Road Safety Association faults govt for ignoring warnings on accidents
By Kiprono Keileb, August 12, 2025Kenya’s rising wave of deadly road accidents is not a sudden tragedy but a disaster long foreseen and ignored. That’s according to David Njoroge, Chairperson of the Kenya Road Safety Association, who says the government was warned two years ago that the current crisis was coming, yet failed to act.
“Our roads are not safe. Whatever is happening, the government is aware because, as road safety experts, we had told them that in two years, these road accidents would be here and now they have started happening,” Njoroge said this during a morning radio talk show on a local radio station on Tuesday, August 12, 2025.
He said the crisis is rooted in law enforcement failures and a dangerous culture of shortcuts that has flooded Kenyan roads with untrained drivers and uninspected vehicles.
According to Njoroge, acquiring a driving licence in Kenya no longer requires skill or training, just money.
“You can have a licence with Ksh6,000. So we have many drivers on our roads who don’t know how to drive,” he noted. This, he says, has shifted accident trends. Unlike in the past when matatus were blamed for most crashes, today the culprits are more often personal cars and lorries.

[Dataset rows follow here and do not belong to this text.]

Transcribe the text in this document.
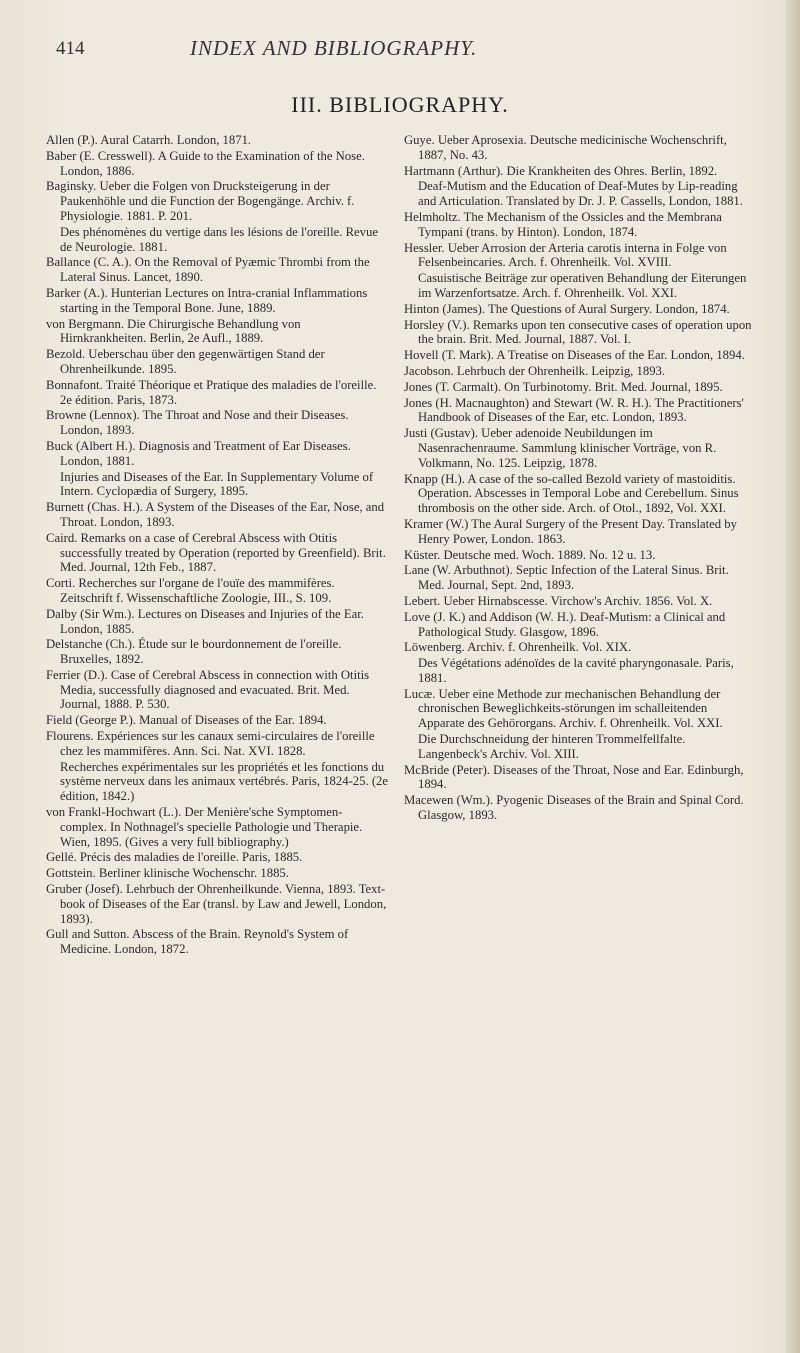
414	INDEX AND BIBLIOGRAPHY.
III. BIBLIOGRAPHY.
Allen (P.). Aural Catarrh. London, 1871.
Baber (E. Cresswell). A Guide to the Examination of the Nose. London, 1886.
Baginsky. Ueber die Folgen von Drucksteigerung in der Paukenhöhle und die Function der Bogengänge. Archiv. f. Physiologie. 1881. P. 201.
Des phénomènes du vertige dans les lésions de l'oreille. Revue de Neurologie. 1881.
Ballance (C. A.). On the Removal of Pyæmic Thrombi from the Lateral Sinus. Lancet, 1890.
Barker (A.). Hunterian Lectures on Intra-cranial Inflammations starting in the Temporal Bone. June, 1889.
von Bergmann. Die Chirurgische Behandlung von Hirnkrankheiten. Berlin, 2e Aufl., 1889.
Bezold. Ueberschau über den gegenwärtigen Stand der Ohrenheilkunde. 1895.
Bonnafont. Traité Théorique et Pratique des maladies de l'oreille. 2e édition. Paris, 1873.
Browne (Lennox). The Throat and Nose and their Diseases. London, 1893.
Buck (Albert H.). Diagnosis and Treatment of Ear Diseases. London, 1881.
Injuries and Diseases of the Ear. In Supplementary Volume of Intern. Cyclopædia of Surgery, 1895.
Burnett (Chas. H.). A System of the Diseases of the Ear, Nose, and Throat. London, 1893.
Caird. Remarks on a case of Cerebral Abscess with Otitis successfully treated by Operation (reported by Greenfield). Brit. Med. Journal, 12th Feb., 1887.
Corti. Recherches sur l'organe de l'ouïe des mammifères. Zeitschrift f. Wissenschaftliche Zoologie, III., S. 109.
Dalby (Sir Wm.). Lectures on Diseases and Injuries of the Ear. London, 1885.
Delstanche (Ch.). Étude sur le bourdonnement de l'oreille. Bruxelles, 1892.
Ferrier (D.). Case of Cerebral Abscess in connection with Otitis Media, successfully diagnosed and evacuated. Brit. Med. Journal, 1888. P. 530.
Field (George P.). Manual of Diseases of the Ear. 1894.
Flourens. Expériences sur les canaux semi-circulaires de l'oreille chez les mammifères. Ann. Sci. Nat. XVI. 1828.
Recherches expérimentales sur les propriétés et les fonctions du système nerveux dans les animaux vertébrés. Paris, 1824-25. (2e édition, 1842.)
von Frankl-Hochwart (L.). Der Menière'sche Symptomen-complex. In Nothnagel's specielle Pathologie und Therapie. Wien, 1895. (Gives a very full bibliography.)
Gellé. Précis des maladies de l'oreille. Paris, 1885.
Gottstein. Berliner klinische Wochenschr. 1885.
Gruber (Josef). Lehrbuch der Ohrenheilkunde. Vienna, 1893. Text-book of Diseases of the Ear (transl. by Law and Jewell, London, 1893).
Gull and Sutton. Abscess of the Brain. Reynold's System of Medicine. London, 1872.
Guye. Ueber Aprosexia. Deutsche medicinische Wochenschrift, 1887, No. 43.
Hartmann (Arthur). Die Krankheiten des Ohres. Berlin, 1892.
Deaf-Mutism and the Education of Deaf-Mutes by Lip-reading and Articulation. Translated by Dr. J. P. Cassells, London, 1881.
Helmholtz. The Mechanism of the Ossicles and the Membrana Tympani (trans. by Hinton). London, 1874.
Hessler. Ueber Arrosion der Arteria carotis interna in Folge von Felsenbeincaries. Arch. f. Ohrenheilk. Vol. XVIII.
Casuistische Beiträge zur operativen Behandlung der Eiterungen im Warzenfortsatze. Arch. f. Ohrenheilk. Vol. XXI.
Hinton (James). The Questions of Aural Surgery. London, 1874.
Horsley (V.). Remarks upon ten consecutive cases of operation upon the brain. Brit. Med. Journal, 1887. Vol. I.
Hovell (T. Mark). A Treatise on Diseases of the Ear. London, 1894.
Jacobson. Lehrbuch der Ohrenheilk. Leipzig, 1893.
Jones (T. Carmalt). On Turbinotomy. Brit. Med. Journal, 1895.
Jones (H. Macnaughton) and Stewart (W. R. H.). The Practitioners' Handbook of Diseases of the Ear, etc. London, 1893.
Justi (Gustav). Ueber adenoide Neubildungen im Nasenrachenraume. Sammlung klinischer Vorträge, von R. Volkmann, No. 125. Leipzig, 1878.
Knapp (H.). A case of the so-called Bezold variety of mastoiditis. Operation. Abscesses in Temporal Lobe and Cerebellum. Sinus thrombosis on the other side. Arch. of Otol., 1892, Vol. XXI.
Kramer (W.) The Aural Surgery of the Present Day. Translated by Henry Power, London. 1863.
Küster. Deutsche med. Woch. 1889. No. 12 u. 13.
Lane (W. Arbuthnot). Septic Infection of the Lateral Sinus. Brit. Med. Journal, Sept. 2nd, 1893.
Lebert. Ueber Hirnabscesse. Virchow's Archiv. 1856. Vol. X.
Love (J. K.) and Addison (W. H.). Deaf-Mutism: a Clinical and Pathological Study. Glasgow, 1896.
Löwenberg. Archiv. f. Ohrenheilk. Vol. XIX.
Des Végétations adénoïdes de la cavité pharyngonasale. Paris, 1881.
Lucæ. Ueber eine Methode zur mechanischen Behandlung der chronischen Beweglichkeits-störungen im schalleitenden Apparate des Gehörorgans. Archiv. f. Ohrenheilk. Vol. XXI.
Die Durchschneidung der hinteren Trommelfellfalte. Langenbeck's Archiv. Vol. XIII.
McBride (Peter). Diseases of the Throat, Nose and Ear. Edinburgh, 1894.
Macewen (Wm.). Pyogenic Diseases of the Brain and Spinal Cord. Glasgow, 1893.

The situation has been further aggravated by the breakdown of vehicle inspection protocols. Njoroge revealed that lorries, which should undergo rigorous checks, are often cleared without even leaving their parking yards.
“Lorries currently don’t go for inspection. They pay Ksh6000, and the lorry is ‘inspected’ by money while at home,” he said, stating that some inspection officials are turning road safety into a business rather than a life-saving duty.

The result, he says, is a staggering backlog of unsafe vehicles on Kenyan roads.
“There are over 1.2M vehicles that have not been inspected,” Njoroge stated, warning that each uninspected car or truck represents a potential accident waiting to happen.
He stressed that road safety is not about empty speeches or seasonal crackdowns, but about laws being enforced consistently and all actors from licensing officials to traffic police playing their roles without compromise.
His remarks come as Kenya faces a spate of fatal road crashes, with recent accidents claiming dozens of lives in a matter of weeks. Road safety advocates have repeatedly pointed to corruption, lax enforcement, and outdated infrastructure as major contributors to the carnage.
Njoroge is calling for an immediate overhaul of the country’s licensing and inspection systems, including strict penalties for officials and drivers who flout the rules. “Actors must stop doing business with people’s lives,” he said, warning that without urgent reforms, the death toll will keep climbing.
For now, he says, Kenyans are paying the price for years of negligence.
“We told them this would happen, and now it is happening,” he said, a grim reminder that road safety failures are rarely accidents they are the predictable outcome of ignoring expert advice.